Susie King Taylor (1848-1912) served as a Union Army nurse during the Civil War. She served for three years moving with her husband regiment. In her off hours, she would teach the soldiers to read and write. Her own education began with attendance of a secret school taught by two African American women. Her education was later expanded upon by two white youths, who knowingly violated the law against the education of African Americans.

Mary Eliza Mahoney

Mary Eliza Mahoney (1845-1926) was the first professionally trained African American nurse. During her nursing career to continue to support equal rights and opportunities in nursing for minority groups. In 1896, became a founding member of Nurses Associated Alumnae of the United States and Canada. In 1908, she co-founded the National Association of Colored Graduate Nurses, which later merged with the American Nurses Association in 1951.

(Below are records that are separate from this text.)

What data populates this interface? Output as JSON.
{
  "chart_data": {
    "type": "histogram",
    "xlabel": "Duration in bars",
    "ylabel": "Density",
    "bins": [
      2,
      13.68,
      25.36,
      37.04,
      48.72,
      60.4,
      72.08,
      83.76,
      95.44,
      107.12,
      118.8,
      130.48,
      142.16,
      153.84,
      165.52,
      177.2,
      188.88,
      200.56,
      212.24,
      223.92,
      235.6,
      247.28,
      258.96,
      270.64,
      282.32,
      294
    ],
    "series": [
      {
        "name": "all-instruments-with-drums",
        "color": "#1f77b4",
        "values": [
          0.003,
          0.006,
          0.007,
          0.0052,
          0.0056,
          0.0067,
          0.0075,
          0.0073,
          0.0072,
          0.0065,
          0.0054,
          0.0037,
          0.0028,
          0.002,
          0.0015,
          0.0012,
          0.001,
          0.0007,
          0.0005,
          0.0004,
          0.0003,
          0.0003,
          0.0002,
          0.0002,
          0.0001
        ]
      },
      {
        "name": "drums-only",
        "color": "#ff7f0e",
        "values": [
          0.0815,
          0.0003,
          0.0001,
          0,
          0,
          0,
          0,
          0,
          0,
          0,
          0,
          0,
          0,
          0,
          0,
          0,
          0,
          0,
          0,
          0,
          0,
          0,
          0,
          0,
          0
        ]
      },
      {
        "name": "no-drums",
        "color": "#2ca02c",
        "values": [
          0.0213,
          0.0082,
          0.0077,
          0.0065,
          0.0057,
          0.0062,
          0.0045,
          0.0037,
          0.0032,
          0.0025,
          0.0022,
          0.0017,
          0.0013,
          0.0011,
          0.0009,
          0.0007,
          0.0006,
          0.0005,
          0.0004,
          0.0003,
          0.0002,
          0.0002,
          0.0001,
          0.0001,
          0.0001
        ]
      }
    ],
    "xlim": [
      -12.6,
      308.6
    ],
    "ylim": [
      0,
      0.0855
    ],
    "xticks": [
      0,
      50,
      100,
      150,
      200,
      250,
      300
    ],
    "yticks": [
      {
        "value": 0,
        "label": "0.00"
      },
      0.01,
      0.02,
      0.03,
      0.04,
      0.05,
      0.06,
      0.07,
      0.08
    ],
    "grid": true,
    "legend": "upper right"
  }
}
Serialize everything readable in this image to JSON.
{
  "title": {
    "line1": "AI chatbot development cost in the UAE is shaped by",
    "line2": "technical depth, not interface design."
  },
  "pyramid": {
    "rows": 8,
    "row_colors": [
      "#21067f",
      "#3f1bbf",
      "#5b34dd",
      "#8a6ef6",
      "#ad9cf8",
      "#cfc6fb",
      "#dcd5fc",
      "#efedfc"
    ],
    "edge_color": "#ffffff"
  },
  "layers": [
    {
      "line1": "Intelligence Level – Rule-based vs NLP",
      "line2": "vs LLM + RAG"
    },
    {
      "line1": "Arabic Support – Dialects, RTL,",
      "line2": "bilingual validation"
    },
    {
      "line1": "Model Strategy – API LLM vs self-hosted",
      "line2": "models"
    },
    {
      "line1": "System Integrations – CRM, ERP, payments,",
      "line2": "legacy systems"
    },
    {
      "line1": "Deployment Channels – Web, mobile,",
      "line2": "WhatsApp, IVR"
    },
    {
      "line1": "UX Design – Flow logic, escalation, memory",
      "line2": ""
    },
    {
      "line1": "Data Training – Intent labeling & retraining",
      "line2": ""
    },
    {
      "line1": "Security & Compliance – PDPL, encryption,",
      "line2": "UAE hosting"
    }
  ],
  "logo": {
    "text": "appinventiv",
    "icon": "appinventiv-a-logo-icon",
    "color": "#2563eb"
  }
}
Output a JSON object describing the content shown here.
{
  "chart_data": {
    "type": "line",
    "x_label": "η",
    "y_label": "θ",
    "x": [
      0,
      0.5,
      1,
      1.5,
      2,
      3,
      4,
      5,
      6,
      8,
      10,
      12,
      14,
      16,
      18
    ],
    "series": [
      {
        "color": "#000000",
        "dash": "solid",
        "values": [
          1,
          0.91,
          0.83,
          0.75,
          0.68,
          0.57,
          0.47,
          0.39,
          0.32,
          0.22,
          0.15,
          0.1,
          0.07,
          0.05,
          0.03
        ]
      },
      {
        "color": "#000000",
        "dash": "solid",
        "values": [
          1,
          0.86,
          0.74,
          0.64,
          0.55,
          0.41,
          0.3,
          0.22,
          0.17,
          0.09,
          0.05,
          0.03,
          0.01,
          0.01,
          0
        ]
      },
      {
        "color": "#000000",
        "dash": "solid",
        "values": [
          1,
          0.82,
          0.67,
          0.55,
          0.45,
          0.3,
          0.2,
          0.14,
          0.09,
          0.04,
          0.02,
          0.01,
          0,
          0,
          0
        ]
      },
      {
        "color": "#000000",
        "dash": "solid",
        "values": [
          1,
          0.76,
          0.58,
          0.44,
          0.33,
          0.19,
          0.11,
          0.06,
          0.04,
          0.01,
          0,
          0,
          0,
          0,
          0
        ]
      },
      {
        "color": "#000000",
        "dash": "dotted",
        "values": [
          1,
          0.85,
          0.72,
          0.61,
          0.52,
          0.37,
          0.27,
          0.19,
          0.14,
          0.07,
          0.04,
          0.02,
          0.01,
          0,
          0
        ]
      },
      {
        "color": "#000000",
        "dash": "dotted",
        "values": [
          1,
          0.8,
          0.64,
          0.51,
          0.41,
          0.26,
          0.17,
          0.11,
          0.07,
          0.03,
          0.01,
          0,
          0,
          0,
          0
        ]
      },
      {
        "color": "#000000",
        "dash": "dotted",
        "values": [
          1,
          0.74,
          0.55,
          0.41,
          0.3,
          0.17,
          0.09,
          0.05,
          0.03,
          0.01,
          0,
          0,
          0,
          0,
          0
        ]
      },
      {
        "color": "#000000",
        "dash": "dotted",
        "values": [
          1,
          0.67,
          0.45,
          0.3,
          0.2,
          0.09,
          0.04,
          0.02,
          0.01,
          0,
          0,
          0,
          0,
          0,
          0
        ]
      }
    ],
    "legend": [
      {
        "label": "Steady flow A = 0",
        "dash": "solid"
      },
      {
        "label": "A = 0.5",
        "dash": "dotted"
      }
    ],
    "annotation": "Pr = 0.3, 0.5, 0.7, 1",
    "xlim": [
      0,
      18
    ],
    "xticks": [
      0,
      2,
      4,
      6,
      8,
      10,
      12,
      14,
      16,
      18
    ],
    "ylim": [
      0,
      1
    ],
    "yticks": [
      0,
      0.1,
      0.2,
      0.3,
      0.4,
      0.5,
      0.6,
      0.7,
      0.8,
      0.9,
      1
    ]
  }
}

Each of these famous nurses in history influenced the nursing profession, but began their careers as ordinary people. Through their everyday actions as nurses, as well as the passion they brought to their work, nursing has evolved into the profession it is today. Each of these nurses recognized a need and fought to mold and shape the nursing profession in order to meet that need. They paved their own paths as nurses, both improving the care of their patients and impacting the evolution of nursing care around the world. These famous nurses will, no doubt, not be the last. Future famous nurses will likely start their careers as these others did, with ordinary skills and a desire to help people, but will make an extraordinary impact on the field of nursing.